Por exemplo, a falta de empatia afetiva é uma marca conhecida da psicopatia usada para explicar o seu comportamento muitas vezes violento. Paradoxalmente, alguns investigadores já reportaram níveis médios ou até mais altos de alguns aspetos da empatia em algumas pessoas com traços de personalidade negros.
Isto faz sentido de certa forma, já que para manipularem alguém para o seu benefício próprio ou para tirarem prazer na dor dos outros, precisam de alguma capacidade para entenderem os sentimentos dos outros
Os empáticos negros
A investigação perguntou a 1000 pessoas para completar questionários sobre a tríade negra e a empatia e usou o método de análise de perfil latente, que permite estabelecer aglomerados de pessoas com perfis diferentes em certas combinações.
Como era de esperar, um grupo tradicional na tríade negra teve notas baixas na empatia — cerca de 13% da amostra. Também foi encontrado um grupo com níveis mais baixos ou médios em todas as características (cerca de 34% eram “típicos”) e um grupo com baixos níveis de traços negros e altos níveis de empatia (cerca de 33% eram “empáticos”).
No entanto, um quarto grupo de pessoas, os “empáticos negros), ficou evidente. Tinham notas altas nas características negras e na empatia (cerca de 20% da amostra). Interessantemente, este grupo teve níveis mais altos na empatia cognitiva e afetiva do que o grupo da “tríade negra” e o grupo “típico”.
Os autores também caracterizaram estes grupos baseados em medidas de agressão, personalidade geral, vulnerabilidade psicológica e bem-estar. Os empáticos negros não eram tão agressivos como grupo tradicional da tríade negra, o que sugere que não são tão perigosos. Mesmo assim, os empáticos negros eram mais agressivos do que os típicos e os empáticos, pelo menos na medida da agressão indireta.
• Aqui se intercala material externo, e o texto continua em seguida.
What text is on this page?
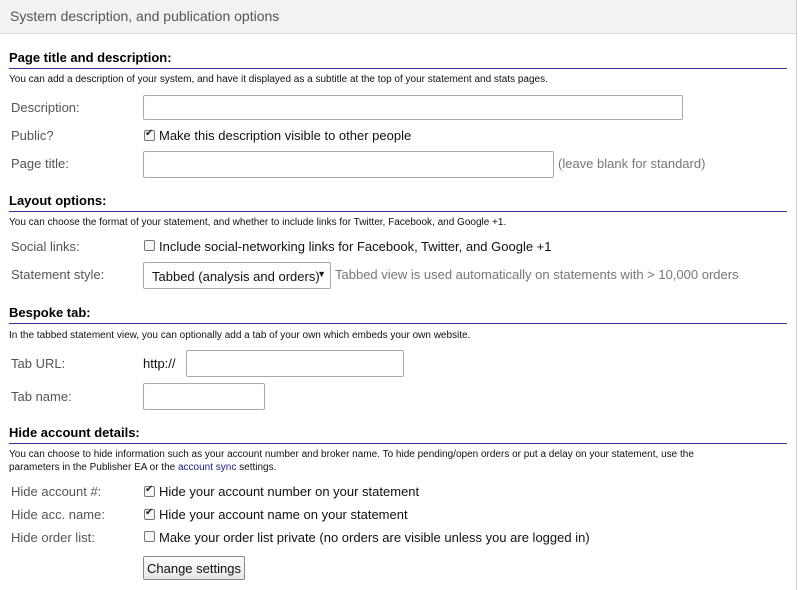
System description, and publication options
Page title and description:
You can add a description of your system, and have it displayed as a subtitle at the top of your statement and stats pages.
Description:
Public? ✔	Make this description visible to other people
Page title:	(leave blank for standard)
Layout options:
You can choose the format of your statement, and whether to include links for Twitter, Facebook, and Google +1.
Social links:	Include social-networking links for Facebook, Twitter, and Google +1
Statement style:	Tabbed (analysis and orders)
▼ Tabbed view is used automatically on statements with > 10,000 orders
Bespoke tab:
In the tabbed statement view, you can optionally add a tab of your own which embeds your own website.
Tab URL:	http://
Tab name:
Hide account details:
You can choose to hide information such as your account number and broker name. To hide pending/open orders or put a delay on your statement, use the
parameters in the Publisher EA or the account sync settings.
Hide account #: ✔	Hide your account number on your statement
Hide acc. name: ✔	Hide your account name on your statement
Hide order list:	Make your order list private (no orders are visible unless you are logged in)
Change settings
Os empáticos negros também eram mais extrovertidos do que os restantes grupos, um traço que reflete uma tendência a ser-se sociável. Desta forma, a presença da empatia aparenta encorajar um gosto na interação com outras pessoas, mas também pode ser motivada por um desejo de as dominar.
Mais, os empáticos negros tinham níveis um pouco mais altos de neuroticismo, mas mais baixos de depressão, ansiedade e stress, e reportaram julgarem-se mais duramente do que o grupo da tríade negra, o que aponta para a presença de uma consciência e da possibilidade de não gostarem do seu lado negro.
Perigos escondidos
O perigo deste perfil de personalidade é que a sua empatia, e provavelmente as consequentes capacidades sociais, torna o seu lado negro mais difícil de detetar.
A equipa está ainda interessada em estudar mais os empáticos negros, nomeadamente os riscos que assumem, a impulsividade, os comportamentos fisicamente agressivos e como processo emoções ou expressões faciais.
Os autores estão a replicar a investigação num novo estudo que indica que há ainda mais dois perfis para além dos quatro que já foram identificados.
Um é um “grupo emocionalmente internalisado”, com altos níveis de empatia afetiva e empatia cognitiva média. O outro mostra um padrão semelhante aos traços de pessoas com autismo, com empatia cognitiva baixa e empatia afetiva média, na ausência de traços negros elevados.